Возможно, она почувствовала то же, что и я, и, боясь, что из-за смерти Мёнсо мы не сможем радоваться от всей души нашему воссоединению, с виноватым видом улыбнулась. Но бабушка все равно недовольно спросила нас, почему мы не плачем, услышав о смерти Мёнсо. Я знала, что под «нами» она подразумевала только меня. Она знала, что Мёнсо была особенно привязана ко мне. Очевидно, она подумала: «Вот черствая девчонка». Я видела, как в ее глазах кипело возмущение. Впрочем, мне не в первый раз приходилось выслушивать такие упреки от старших. Когда умер дедушка, меня тоже упрекали в том, что я не плакала. Только тогда, не в силах сдержаться, я громко рыдала, когда меня ругали, в этот же раз все было иначе. Я тихо всхлипывала, но и это не походило на слезы.
В старом доме было только три комнаты, самой большой по площади была анбан[43]. В первый день возвращения домой все спали вместе, что было вполне естественно. Так как нас было шестеро, нам не оставалось ничего другого, как спать в анбане.
— Нога действительно выздоровела? — раздался в тишине мягкий шепот олькхе.
Как только мы определились с комнатой, в которой собрались ночевать, она захотела проверить рану мужа. Брат начал закатывать штанину.
— Вы что, даже увидев, как я хожу, не можете поверить, что все зажило? — В его голосе звучала легкая обида. — Рана затянулась почти без следа.
— Я не знала, что так быстро заживет, — сказала олькхе. — Для этого нужно было хорошо питаться, но вы ведь не то что витаминов, вы и супа-то мясного не ели.

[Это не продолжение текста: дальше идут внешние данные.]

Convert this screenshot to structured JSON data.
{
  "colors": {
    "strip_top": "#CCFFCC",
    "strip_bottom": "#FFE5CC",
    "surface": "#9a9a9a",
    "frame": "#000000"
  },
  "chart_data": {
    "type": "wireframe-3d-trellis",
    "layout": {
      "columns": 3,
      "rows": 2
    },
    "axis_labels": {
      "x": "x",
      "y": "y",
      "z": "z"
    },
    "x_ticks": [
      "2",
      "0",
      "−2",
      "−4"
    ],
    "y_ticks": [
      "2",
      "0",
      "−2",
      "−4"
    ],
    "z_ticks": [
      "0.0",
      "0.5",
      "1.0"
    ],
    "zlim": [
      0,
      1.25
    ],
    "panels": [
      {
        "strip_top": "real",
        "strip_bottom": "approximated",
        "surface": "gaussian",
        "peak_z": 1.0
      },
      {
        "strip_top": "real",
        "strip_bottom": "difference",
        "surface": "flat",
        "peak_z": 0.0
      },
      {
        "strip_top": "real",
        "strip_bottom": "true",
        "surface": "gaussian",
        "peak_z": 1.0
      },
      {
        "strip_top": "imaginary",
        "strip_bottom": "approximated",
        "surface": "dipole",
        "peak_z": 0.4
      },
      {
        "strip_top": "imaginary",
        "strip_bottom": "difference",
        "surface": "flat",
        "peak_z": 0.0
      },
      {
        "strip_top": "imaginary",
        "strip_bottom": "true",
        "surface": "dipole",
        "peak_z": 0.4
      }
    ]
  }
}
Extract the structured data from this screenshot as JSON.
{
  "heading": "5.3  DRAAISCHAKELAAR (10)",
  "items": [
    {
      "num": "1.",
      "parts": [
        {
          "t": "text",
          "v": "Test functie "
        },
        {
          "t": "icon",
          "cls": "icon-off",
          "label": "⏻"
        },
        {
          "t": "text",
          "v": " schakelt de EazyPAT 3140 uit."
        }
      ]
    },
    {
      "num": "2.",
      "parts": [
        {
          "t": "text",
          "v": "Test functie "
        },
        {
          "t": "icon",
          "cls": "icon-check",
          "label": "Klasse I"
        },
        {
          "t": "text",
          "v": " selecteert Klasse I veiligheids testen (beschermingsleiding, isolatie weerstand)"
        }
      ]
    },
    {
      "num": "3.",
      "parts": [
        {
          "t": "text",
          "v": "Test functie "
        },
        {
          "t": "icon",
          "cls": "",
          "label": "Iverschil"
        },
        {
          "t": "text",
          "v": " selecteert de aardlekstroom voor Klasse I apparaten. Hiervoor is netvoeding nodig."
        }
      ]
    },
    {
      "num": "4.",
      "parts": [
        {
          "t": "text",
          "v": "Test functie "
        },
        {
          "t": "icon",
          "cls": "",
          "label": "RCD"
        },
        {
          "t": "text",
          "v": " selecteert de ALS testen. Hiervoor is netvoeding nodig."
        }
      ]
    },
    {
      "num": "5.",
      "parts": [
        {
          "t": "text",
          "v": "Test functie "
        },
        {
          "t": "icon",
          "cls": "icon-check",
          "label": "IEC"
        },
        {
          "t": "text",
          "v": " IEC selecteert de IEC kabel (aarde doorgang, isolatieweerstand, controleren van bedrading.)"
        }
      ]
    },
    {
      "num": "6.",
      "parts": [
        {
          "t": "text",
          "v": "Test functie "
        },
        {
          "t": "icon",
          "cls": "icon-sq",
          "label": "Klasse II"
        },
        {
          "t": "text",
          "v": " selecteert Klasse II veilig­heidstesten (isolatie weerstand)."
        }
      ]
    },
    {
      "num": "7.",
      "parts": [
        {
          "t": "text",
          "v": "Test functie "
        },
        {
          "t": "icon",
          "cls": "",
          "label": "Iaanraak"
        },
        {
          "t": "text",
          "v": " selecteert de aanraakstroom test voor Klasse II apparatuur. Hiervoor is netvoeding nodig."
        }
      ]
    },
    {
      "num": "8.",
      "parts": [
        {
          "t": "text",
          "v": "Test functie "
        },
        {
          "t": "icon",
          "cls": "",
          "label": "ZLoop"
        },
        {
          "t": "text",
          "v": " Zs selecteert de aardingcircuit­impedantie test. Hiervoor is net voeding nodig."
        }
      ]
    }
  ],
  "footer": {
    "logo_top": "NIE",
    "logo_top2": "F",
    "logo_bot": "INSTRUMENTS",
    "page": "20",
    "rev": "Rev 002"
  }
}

— Я тоже думала, — вмешалась в разговор мать, — что рана быстро не заживет, но, делая дезинфекцию, я стала не так часто менять марлевую повязку, вот она и зажила. Подумай, как может зажить рана, если в нее все время совать эту проклятую затычку?
Мать, говоря так, словно рана брата медленно заживала по вине олькхе, привела ее в смущение. В это время брат, завернув штанину, оголил икру. Хотя рана действительно зажила полностью, она по-прежнему внушала мне ужас и отвращение. Возможно, оттого, что икра ноги, словно вяленый минтай, сильно высохла, темно-синий след гнойника выглядел особенно большим и отвратительным.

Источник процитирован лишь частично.